志保(前編)
次の朝目が覚めると、僕は全身にじっとりを汗をかいていた。夏場なのである程度は仕方ないが、それにしてもその日は異常だった。覚えていないが、なにか嫌な夢を見たのかもしれない。
ベーコンエッグとトーストの簡単な朝食をとり、洗濯を終えた紺のデニムと水色のシャツにアイロンをかけた。アイロンをかけて心を落ち着けるのは、『ねじまき鳥クロニクル』の主人公だったろうか。確かにアイロンをかけるというのは心が落ち着く。働いている時は億劫でしかなく、そもそも紗季に甘えていたが、皴を伸ばしていると頭の中のざわつきも凪いでいくような気がした。
何かに似ていると思ったが、きっと表装作業だ。書道部時代、僕らは制作したものを自分たちで額装ないし軸装した。画仙紙のままだと脆いので、厚手の紙を糊で重ねる「裏打ち」という工程がある。事前に作品本体を霧吹きで湿らせ、刷毛で皴を伸ばす必要があった。水分量や力加減が繊細で、適度な緊張感がある。なにせ、そこで間違って破きでもしたら、どんな傑作も台無しだ。
(懐かしいな……)
午前中は部屋を簡単に掃除をしたり、手持ちの本を読み返したりして過ごした。その日は村の古書店で見つけたドストエフスキーの『悪霊』を読んだ。やがて時計の針が十二に差し掛かろうとしたところで、僕はアイロンをかけた服を着て袖をロールアップすると、診療所へと向かった。かねてから名前を聞いていた女医の志保さんと話がしたかった。予約も何もしていなかったが、とりあえずは足を運ぶことにした。そもそも診療所の位置を把握していないので、一度訪れてみたかったということもある。話によれば、この村に降り立ったバス停のすぐ近くということだったが、当時は全く気がつかなかった。
山道を上り、バス停に近くまで着くと僕は周囲を見渡したが、やはり何もない。
(ひょっとして……)
あの時、バスがUターンしていった待機所の方向に向かって歩いてみた。そしてやはり、それはそこにあった。
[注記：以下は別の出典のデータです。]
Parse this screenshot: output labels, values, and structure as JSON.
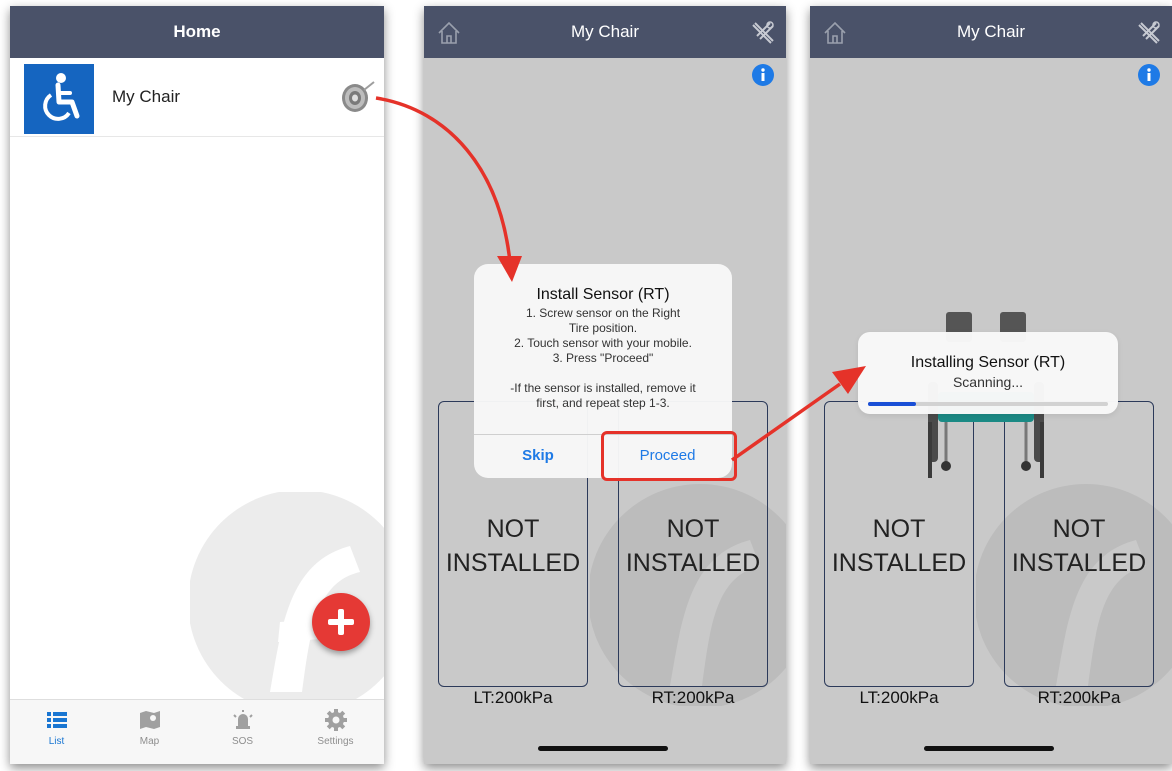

バス停の北西側の斜面の下に、待機所と向かい合う広い空間にゆったりとその診療所は建っていた。昔はもっと村の北東の山深くにあったらしいが、二年ほど前、つまり志保さんが赴任してきた頃にここに新設されたらしい。まだまだ新しいその診療所は、村近くで採れたものと思しき石材や木材をふんだんに用いたモダンなもので、ちょっとしたカフェのようにも見えた。実際、カフェスペースが併設されていて、村の老若男女がたむろしている姿がガラス越しに見えた。
(それも狙いの一つなのかもしれないな。交流の場としては合理的だ)
斜面を下り、診療所に入ると、案の定というか視線を感じた。今は僕も和夫さんのお墨付きがある。動じることはない。午後の診療まではまだ時間があったので、カフェでアイスコーヒーを注文して、適当な席に腰を下ろした。千種達よりも年下と思しき学生らが、僕の方を時々見ながら、何かを話していた。あのくらいの年齢は遠慮がない。コーヒーは美味しかった。浅煎りの甘く爽やかな酸味が心地いい。そして安い。言うことなしだ。
「あの……」
気づくと若い白衣の女性が僕の前に立っていた。
「もしかして、月城結人さんですか?」
実は僕はこの展開を期待していた。キーマンを捕まえるのには手段を選んではいられない。彼女は髪をアップにまとめ、ボタンダウンの紺のブラウスに黒のパンツというスタイルをベルトでアクセントをつけて纏めていた。
「あ、はい、そうです」
僕は驚いたような雰囲気を出しつつ返事をした。
「はじめまして、医師の英志保といいます。今少し、お時間大丈夫ですか?」
「はい、もちろん。英さんこそ、いいんですか?ご休憩の時間かと思いましたが」
白々しい……僕は自嘲しつつ、若干の罪悪感を覚えた。
「大丈夫です、どうせいつもここでぼんやり過ごしているだけなので」
おかしな話だが、彼女は僕が村で出会ってきた人物の中では、ある種一番「リアル」だった。何がそう感じさせるのだろう。他人との距離感のようなものだろうか。ソトから来て比較的浅いという点と、世代的な近さがそう感じさせるのかもしれない。彼女からは、初対面の年上の人物に会った際の演出された脆弱性のようなものが感じられた。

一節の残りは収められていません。